[Haskell-cafe] what is f=f (not) doing ?

Sun Sep 23 21:05:08 EDT 2007

Miguel Mitrofanov wrote:
 >> A deadlock happens whenever two (or more) threads are blocked on each
 >> other.  Deadlocks can be extremely hard to detect, especially if they
 >> occur intermittently.
 >
 > Isn't that so much different from garbage collection? Replace
 > "thread" with "chunk of data", and "waits for" with "has a pointer
 > to" and these two problems look very similar. And we all know there
 > ARE efficient garbage collectors.

Actually, I think the two problems look /extremely/ similar.

When doing garbage collection, one BIG problem is determining what's
really a pointer and what's just data.  There are conservative garbage
collectors that assume just about anything can be a pointer, and then
there are precise garbage collectors that use knowledge of the layout
of "chunks of data" to identify the pointers to follow.

All garbage collectors have one thing in common, though.  They all
depend on being able to identify, for each chunk of data, what else it
has pointers to.  If all else fails, a conservative GC can simply
assume that everything is potentially a pointer and try to follow it.

Now, a deadlock detector would need to be able to identify, for each
blocked thread, what that thread is waiting for.  The OS already
tracks this information and uses it to determine when a blocked thread
becomes un-blocked and ready to run.

Now, if we could make sure that /all/ locks go through the OS, then
the OS would be able to build a complete dependency table.  When a
deadlock is about to occur, the OS would be able to detect it
immediately.

Back to reality: Not all locks go through the OS.

Suppose I'm using fibers.  That means I have one OS thread running
many routines at the same time, and I'm doing my own cooperative
multitasking.  GHC does this.  The OS has no idea what's going on.

Even if I had an OS that could track all locks, I can still get into
deadlock situations.

Suppose I have a programming error that causes two of my threads to
deadlock.  Furthermore, suppose that when the deadlock is detected, I
make both threads roll back and start again with the same pre-
conditions.  Now they will go back into the same deadlock.  This cycle
will repeat indefinitely, and it's beyond the OS's ability to detect.
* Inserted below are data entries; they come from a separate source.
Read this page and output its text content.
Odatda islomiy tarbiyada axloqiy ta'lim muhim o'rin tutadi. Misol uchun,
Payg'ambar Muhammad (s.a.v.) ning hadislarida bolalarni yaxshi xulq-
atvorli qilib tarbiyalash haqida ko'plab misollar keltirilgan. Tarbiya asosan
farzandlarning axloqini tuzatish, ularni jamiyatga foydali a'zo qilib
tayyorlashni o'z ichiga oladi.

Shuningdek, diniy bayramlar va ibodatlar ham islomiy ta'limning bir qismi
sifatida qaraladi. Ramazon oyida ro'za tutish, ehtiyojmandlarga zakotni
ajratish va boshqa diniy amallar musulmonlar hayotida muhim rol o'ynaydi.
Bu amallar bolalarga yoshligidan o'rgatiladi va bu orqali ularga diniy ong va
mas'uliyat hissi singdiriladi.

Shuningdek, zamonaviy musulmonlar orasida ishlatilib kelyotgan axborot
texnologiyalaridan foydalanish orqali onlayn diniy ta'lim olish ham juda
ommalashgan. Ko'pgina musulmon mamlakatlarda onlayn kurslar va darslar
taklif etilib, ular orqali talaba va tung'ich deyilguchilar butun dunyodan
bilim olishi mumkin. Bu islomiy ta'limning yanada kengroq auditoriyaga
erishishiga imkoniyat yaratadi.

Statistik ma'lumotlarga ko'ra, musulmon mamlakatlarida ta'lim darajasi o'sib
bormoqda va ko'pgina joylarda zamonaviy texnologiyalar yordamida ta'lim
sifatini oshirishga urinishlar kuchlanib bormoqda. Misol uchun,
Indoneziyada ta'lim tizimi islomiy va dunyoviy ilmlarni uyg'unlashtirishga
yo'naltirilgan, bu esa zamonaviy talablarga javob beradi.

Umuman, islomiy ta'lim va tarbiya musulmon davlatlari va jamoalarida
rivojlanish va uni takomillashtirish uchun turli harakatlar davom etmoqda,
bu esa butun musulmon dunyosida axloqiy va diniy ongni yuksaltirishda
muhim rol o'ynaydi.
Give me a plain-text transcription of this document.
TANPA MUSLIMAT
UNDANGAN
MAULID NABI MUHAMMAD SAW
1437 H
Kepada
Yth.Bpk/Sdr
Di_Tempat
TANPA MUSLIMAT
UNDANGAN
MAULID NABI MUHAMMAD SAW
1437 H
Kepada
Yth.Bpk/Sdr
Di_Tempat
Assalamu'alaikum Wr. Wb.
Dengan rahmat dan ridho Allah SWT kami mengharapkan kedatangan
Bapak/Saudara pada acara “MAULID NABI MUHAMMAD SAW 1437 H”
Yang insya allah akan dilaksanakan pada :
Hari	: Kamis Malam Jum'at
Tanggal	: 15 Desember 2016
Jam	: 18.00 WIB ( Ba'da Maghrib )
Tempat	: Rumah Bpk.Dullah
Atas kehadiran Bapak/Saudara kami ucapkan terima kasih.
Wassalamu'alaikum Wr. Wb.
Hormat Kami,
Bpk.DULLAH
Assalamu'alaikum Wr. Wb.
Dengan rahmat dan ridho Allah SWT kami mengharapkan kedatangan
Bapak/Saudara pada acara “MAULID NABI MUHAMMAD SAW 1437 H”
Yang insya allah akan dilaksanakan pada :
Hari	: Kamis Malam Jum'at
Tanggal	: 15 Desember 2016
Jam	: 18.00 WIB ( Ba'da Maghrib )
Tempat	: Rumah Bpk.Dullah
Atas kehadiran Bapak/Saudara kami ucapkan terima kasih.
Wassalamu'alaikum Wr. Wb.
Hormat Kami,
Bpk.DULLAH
Regarding deadlock detection, I think the real questions to ask are
 (1) Do deadlocks occur often enough for us to care?
 (2) When they do occur, are they severe enough for us to care?

If the answers are both "no", then deadlock detection is not worth the
trouble of implementation.  My opinion is that for typical commercial
end-user software, the answers are both "no".

For "critical" computing systems, like flight computers and life
support systems, the answers are obviously "yes"; a deadlock that
occurs once per million years is still a problem if it can bring down
a multi-million dollar aircraft with hundreds of passengers on board.

For these types of systems, the developers tend to spend extra
development resources to try to design fool-proof systems.  In some
cases, they may even go to heroic lengths to /prove/ that their
software is correct.

It /is/ possible to design a system that cannot deadlock.  It turns
out that one of the necessary conditions for deadlock is the hold and
wait condition.  If a process that's already holding resources is
/not/ allowed to request additional resources, then deadlocks are
impossible.  If we really, absolutely don't want any deadlocks, then
we can design a system in which a process that needs a resource is
required to release all its resources and then re-allocate its updated
list of resources.

-- Ron